Hardesty’s staff hustled around Rogers’ kitchen preparing for the lunch rush recently. They checked the temperatures of refried beans, pizza, sandwich wraps and the cheese for nachos as they put the items out.

“The steps they (kitchen staff) take every day are what inspectors check annually,” said Hardesty, who has worked in Spokane Public Schools kitchens for 33 years. “We talk about that. We need to be ready for an inspection every day.”

Once a week, employees take turns doing quality reviews on food storage and sanitizer bleach levels.

The temperature is logged daily in a large cooler where dairy is kept.

Hardesty said that log saved her when five kids got sick after drinking milk one day. She knew the temperature was right and the milk wasn’t past its expiration date.

She added, “It would be my worst nightmare to have my name in the paper because a kid got sick in my kitchen.”

Violations run the gamut

Health inspectors found mold in kitchens at Deer Park Middle School, in the Camas and Oak Harbor school districts and in a private school in Tacoma. Mildew was found in a dishwasher at Pullman High School.

Mice droppings were found twice at New Horizons High School in the Pasco School District. A dead mouse was found in a trap at a high school in the Longview School District, and Lincoln County’s Harrington School District and Olympia School District had mouse infestations. Coffee carafes were being stored in a bathroom at Bellingham High School, a report noted. A two-inch straight pin was found in with rolls at Vancouver Arts & Academics.

Those types of violations were rare, documents showed.

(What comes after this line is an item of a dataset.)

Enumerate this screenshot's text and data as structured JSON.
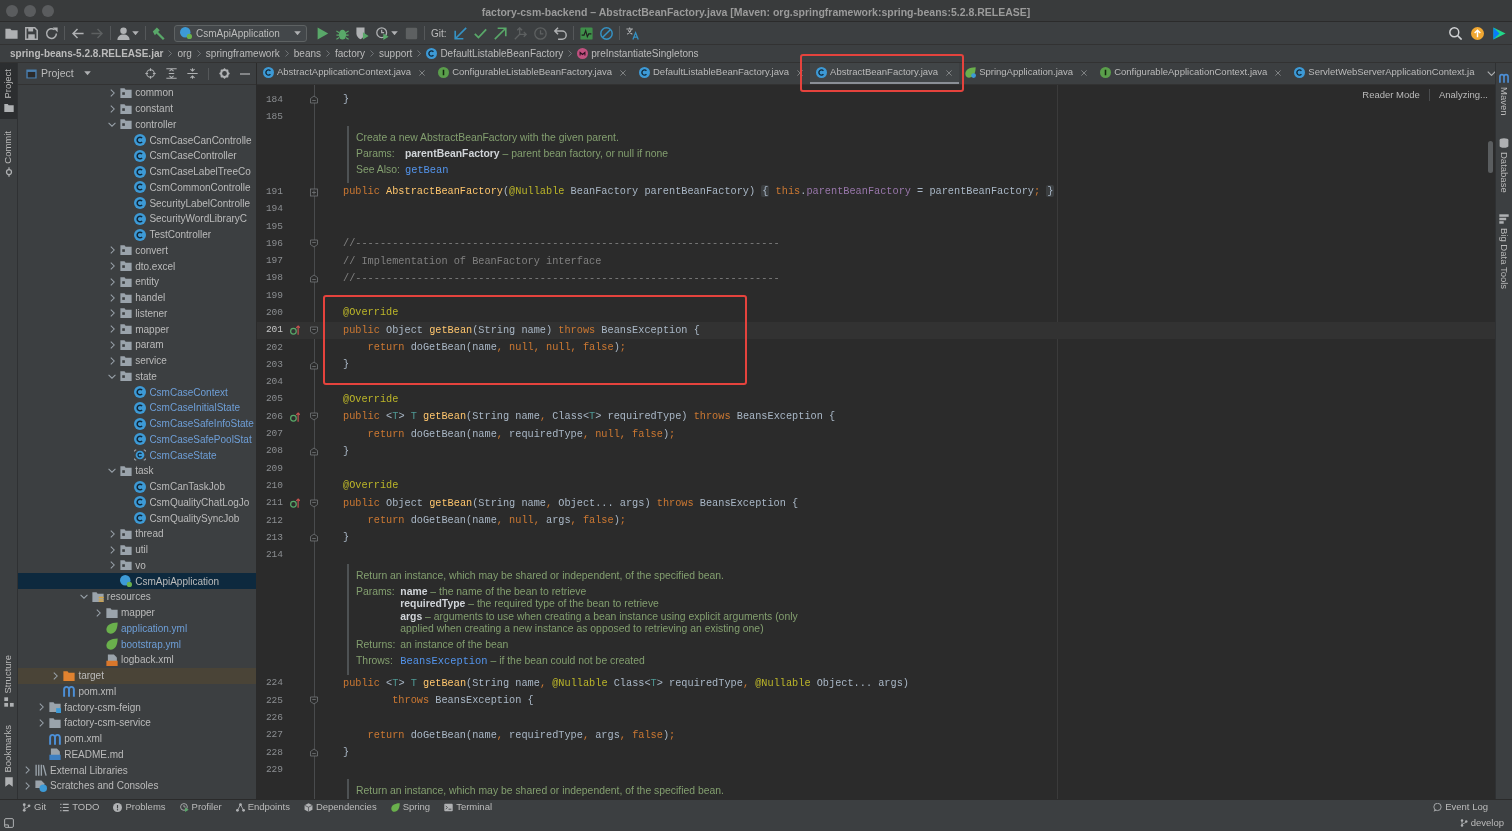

The more common violations included some of the same things that cropped up in Spokane: cooked food not kept hot enough or cold foods not cold enough; too little or too much bleach in cleaning water; faulty equipment or a lack of the right equipment; and staff with expired food-worker cards.

Numerous school districts statewide had one or more of those violations, but health authorities said they’re easily fixed.

Gifford noted that food kept lower than the proper temperature for more than two hours increases the chance of food-borne illness, but the window for school lunches is usually shorter than two hours, so even when food slips below temperature it’s not out long enough to be dangerous.

“In terms of risk, things that are not cooked properly are a higher risk,” Gifford said. “If it’s cooked properly, there are no diseases to start with.”

Inspectors did not find any food that hadn’t been cooked properly in Washington’s schools, documents showed.